目に関して、デジタルアバターの世界でもいろんな再現方法がありますね。「窪みの白目に浮かぶ瞳」は代表的な手法だと思います。これが現実世界になると、PVCフィギュアの世界ではタンポ印刷でした。30cm前後(1/6サイズ)の関係から手頃な処理ということなのかもしれません。

 

プラモデルの世界では、多色成形がタンポ印刷に取って代わる様子を見ることができます。

 

古典的な錯覚トリックに「すり鉢状の白目」というものがあります。どの角度からでも見つめてくる瞳がそれです。デジタルの世界でも、この原理を応用することがあります。固定ポーズのアバターに使うと、カメラをどのアングルに向けてもこちらを見てくる不思議なキャラクターになります。カメラを追尾する視線といった仕組みが使えない場合には有用です。

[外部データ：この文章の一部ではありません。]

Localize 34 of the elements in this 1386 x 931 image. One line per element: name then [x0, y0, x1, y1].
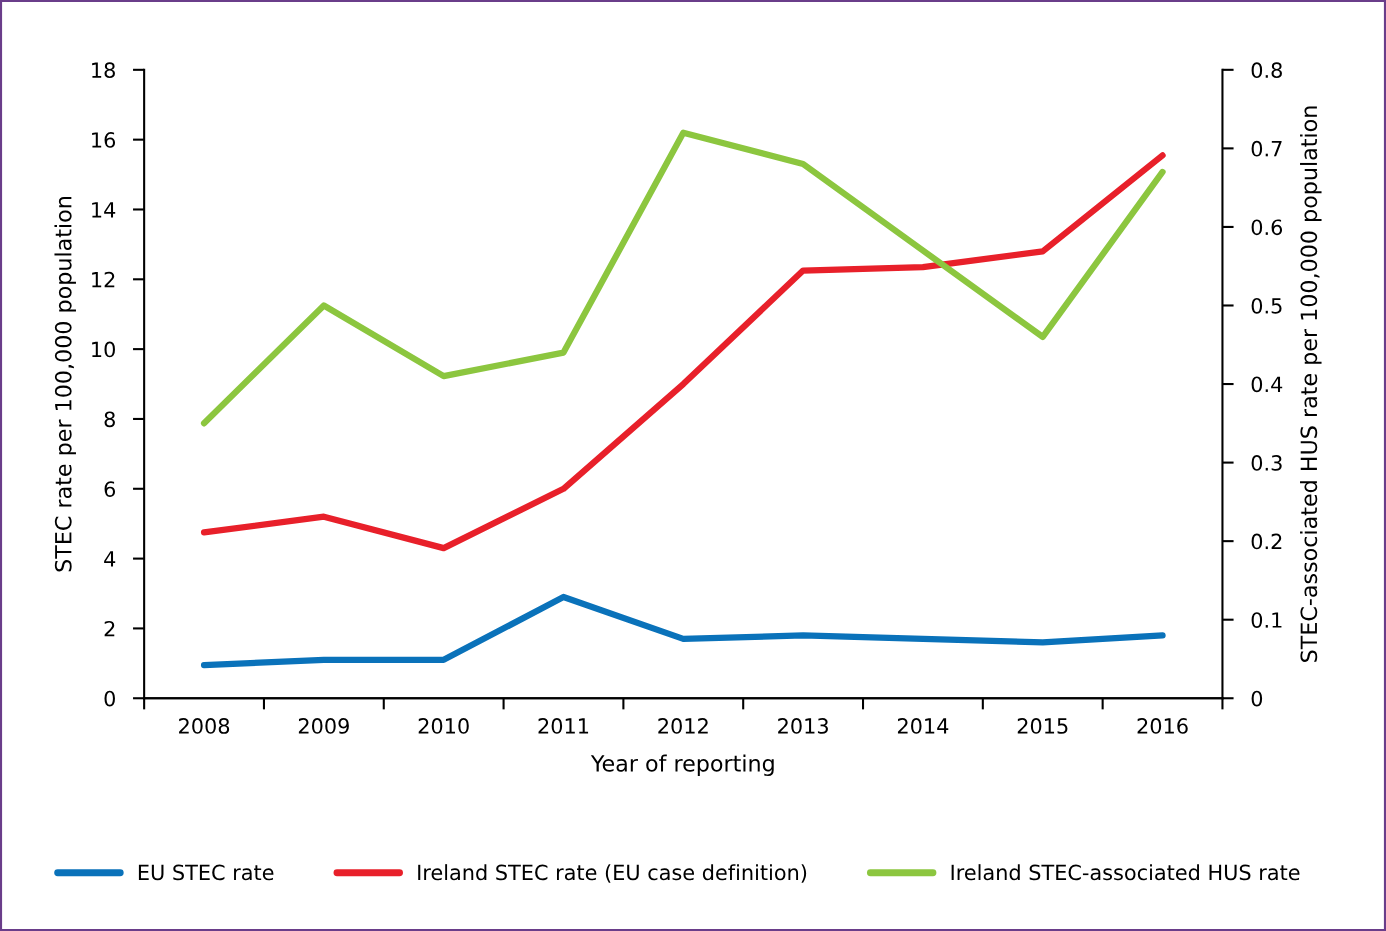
y2-tick-label: 0.4 — [1251, 376, 1283, 393]
legend-label: Ireland STEC-associated HUS rate — [951, 864, 1300, 881]
legend-label: Ireland STEC rate (EU case definition) — [418, 864, 807, 883]
y2-axis-title: STEC-associated HUS rate per 100,000 population — [1300, 106, 1322, 662]
y2-tick-label: 0.6 — [1251, 219, 1283, 236]
y-tick-label: 18 — [92, 62, 115, 79]
y-axis-title: STEC rate per 100,000 population — [54, 197, 76, 572]
x-tick-label: 2008 — [179, 718, 230, 734]
y2-tick-label: 0 — [1251, 690, 1263, 707]
y-tick-label: 14 — [92, 202, 116, 218]
x-axis-title: Year of reporting — [590, 754, 774, 777]
y-tick-label: 10 — [92, 341, 115, 358]
y2-tick-label: 0.8 — [1251, 62, 1282, 79]
y2-tick-label: 0.7 — [1251, 140, 1282, 157]
x-tick-label: 2016 — [1137, 718, 1188, 734]
y2-tick-label: 0.5 — [1251, 297, 1282, 314]
x-tick-label: 2013 — [778, 718, 828, 734]
x-tick-label: 2012 — [658, 718, 708, 734]
y2-tick-label: 0.1 — [1251, 612, 1282, 628]
x-tick-label: 2014 — [897, 718, 949, 734]
y-tick-label: 0 — [104, 690, 115, 707]
y-tick-label: 8 — [104, 411, 115, 428]
y-tick-label: 12 — [92, 271, 115, 288]
x-tick-label: 2011 — [538, 718, 589, 734]
legend-label: EU STEC rate — [138, 864, 274, 881]
y2-tick-label: 0.2 — [1251, 533, 1282, 550]
y-tick-label: 16 — [92, 132, 116, 148]
x-tick-label: 2010 — [418, 718, 469, 734]
y-tick-label: 4 — [104, 551, 116, 567]
y-tick-label: 6 — [104, 481, 116, 497]
x-tick-label: 2015 — [1017, 718, 1068, 734]
x-tick-label: 2009 — [298, 718, 349, 734]
y-tick-label: 2 — [104, 620, 115, 637]
y2-tick-label: 0.3 — [1251, 455, 1282, 471]
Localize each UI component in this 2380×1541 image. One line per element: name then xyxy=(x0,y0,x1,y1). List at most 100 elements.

同じ原理はPVCフィギュアにおいても活用されています。

 

ドールの分野でもこの「追視アイ」は応用されています。すり鉢状の眼球は透明な眼球の底(まさに眼底の位置)に相当し、透明な樹脂製の「角膜」がドーム状の被い(つまり半球体の薄い凸レンズ)として存在することで、ぱっと見の不自然さも軽減されています。このようなシステムにおいては、デジタルアバターをフィギュア原型に転用する=変換することも比較的容易になるのではないかと想像します。

 

リアルで通用する三次元的な造型をしていくことは、相応の可搬性(portability)を生むことだと言えます。